Here, we don't split model parameters. Optionally, we can shard parameters into
different devices.

In [None]:
flat_params = checkpointer.restore(ckpt_path)

### Bind with Penzai model

Now we prepare the Gemma3 language model definition and bind it with the
parameters.

In [None]:
model = gemma_from_pretrained_checkpoint(
    flat_params,
    upcast_activations_to_float32=False,
)

### Model visualization

Directly visualizing the model definition with parameters will take a long time.
Therefore, we firstly use `unbind_params` function to extract the model
architecture. Then we only visualize the model architecture without parameters.

In [None]:
model_unbound, _ = pz.unbind_params(model)
model_unbound

Free some memory.

In [None]:
del flat_params
gc.collect()

## Text generation for Gemma3 models

### Prepare the inputs

We directly use Gemma3 tokenizer to prepare the input. Here is the tokenizer:

In [None]:
tokenizer = gm.text.Gemma3Tokenizer()

The total number of tokens is available through .vocab_size:

In [None]:
tokenizer.vocab_size

As we utilize an instruction model, we prepare our prompt in a multi-turn style.

In [None]:
prompt = """<start_of_turn>user
Share one methapore linking "shadow" and "laughter".<end_of_turn>
<start_of_turn>model
"""

Then we tokenize the prompt into tokens. Please note that `add_bos=True` should
be explicitly passed as Gemma3 without <bos> cannot work normally.

In [None]:
token_ids = tokenizer.encode(prompt, add_bos=True)
token_ids

Then we transform token_ids to named jax arrays with named axes `batch` and
`seq`:

In [None]:
tokens = jnp.asarray(token_ids)[None, :]
tokens = pz.nx.wrap(tokens).tag("batch", "seq")
tokens

We can also use `token_visualization` in Penzai to visualize the input token
ids.
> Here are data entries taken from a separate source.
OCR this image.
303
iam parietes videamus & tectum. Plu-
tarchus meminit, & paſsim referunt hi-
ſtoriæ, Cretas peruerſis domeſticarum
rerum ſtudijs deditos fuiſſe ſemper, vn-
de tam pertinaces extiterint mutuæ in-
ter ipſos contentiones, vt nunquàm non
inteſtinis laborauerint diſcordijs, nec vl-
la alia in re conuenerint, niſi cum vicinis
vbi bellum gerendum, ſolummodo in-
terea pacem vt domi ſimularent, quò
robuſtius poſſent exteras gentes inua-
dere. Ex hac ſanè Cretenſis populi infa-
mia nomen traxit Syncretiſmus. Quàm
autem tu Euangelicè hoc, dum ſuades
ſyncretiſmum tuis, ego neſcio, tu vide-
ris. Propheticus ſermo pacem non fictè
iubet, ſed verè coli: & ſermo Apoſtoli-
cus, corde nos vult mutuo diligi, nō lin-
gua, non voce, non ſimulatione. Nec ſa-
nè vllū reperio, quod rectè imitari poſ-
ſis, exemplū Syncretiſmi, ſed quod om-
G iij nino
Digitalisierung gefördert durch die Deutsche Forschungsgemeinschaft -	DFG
Please note that `show_token_array` needs an argument of `SentencePiece`
object. To achieve this, we can pass `tokenizer._sp`.

In [None]:
token_visualization.show_token_array(tokens, tokenizer._sp)  # pylint: disable=protected-access

### Test model forward

Check model forward.

In [None]:
logits = model(tokens)

We take the last token logits.

In [None]:
last_logits_penzai = logits.untag("seq")[-1]
last_logits_penzai

### Prepare the model with KV cache

Before the inference, we first prepare an inference mode by adding KV cache.

In [None]:
inference_model = sampling_mode.KVCachingTransformerLM.from_uncached(
    model,
    cache_len=1024,
    batch_axes={"batch": 1},
)

### Greedy sampling

Then we jit the model and sample the output from the loop.

In [None]:
samples = simple_decoding_loop.temperature_sample_pyloop(
    (
        pz.select(inference_model)
        .at(lambda root: root.body)
        .apply(jit_wrapper.Jitted)
    ),
    prompt=tokens,
    temperature=0.0,
    rng=jax.random.key(3),
    max_sampling_steps=512,
)
sample_tokens = samples.untag("batch", "seq").unwrap()[0]
penzai_out1 = tokenizer.decode(sample_tokens)
penzai_out1

### Random sampling with temperature

Random sampling with temperature 0.8.

In [None]:
inference_model = sampling_mode.KVCachingTransformerLM.from_uncached(
    model,
    cache_len=1024,
    batch_axes={"batch": 1},
)
samples = simple_decoding_loop.temperature_sample_pyloop(
    (
        pz.select(inference_model)
        .at(lambda root: root.body)
        .apply(jit_wrapper.Jitted)
    ),
    prompt=tokens,
    temperature=0.8,
    rng=jax.random.key(3),
    max_sampling_steps=512,
)
sample_tokens = samples.untag("batch", "seq").unwrap()[0]
penzai_out2 = tokenizer.decode(sample_tokens)
penzai_out2

### Top-p Sampling

Top_p sampling with temperature 1.0 and top_p 0.95.

In [None]:
inference_model = sampling_mode.KVCachingTransformerLM.from_uncached(
    model,
    cache_len=1024,
    batch_axes={"batch": 1},
)
samples = simple_decoding_loop.temperature_sample_pyloop(
    (
        pz.select(inference_model)
        .at(lambda root: root.body)
        .apply(jit_wrapper.Jitted)
    ),
    prompt=tokens,
    temperature=1.0,
    top_p=0.95,
    rng=jax.random.key(3),
    max_sampling_steps=512,
)
sample_tokens = samples.untag("batch", "seq").unwrap()[0]
penzai_out3 = tokenizer.decode(sample_tokens)
penzai_out3

### Top-k sampling

Top_k sampling with temperature 1.0 and top_k 20.

In [None]:
inference_model = sampling_mode.KVCachingTransformerLM.from_uncached(
    model,
    cache_len=1024,
    batch_axes={"batch": 1},
)
samples = simple_decoding_loop.temperature_sample_pyloop(
    (
        pz.select(inference_model)
        .at(lambda root: root.body)
        .apply(jit_wrapper.Jitted)
    ),
    prompt=tokens,
    temperature=1.0,
    top_k=20,
    rng=jax.random.key(3),
    max_sampling_steps=512,
)
sample_tokens = samples.untag("batch", "seq").unwrap()[0]
penzai_out4 = tokenizer.decode(sample_tokens)
penzai_out4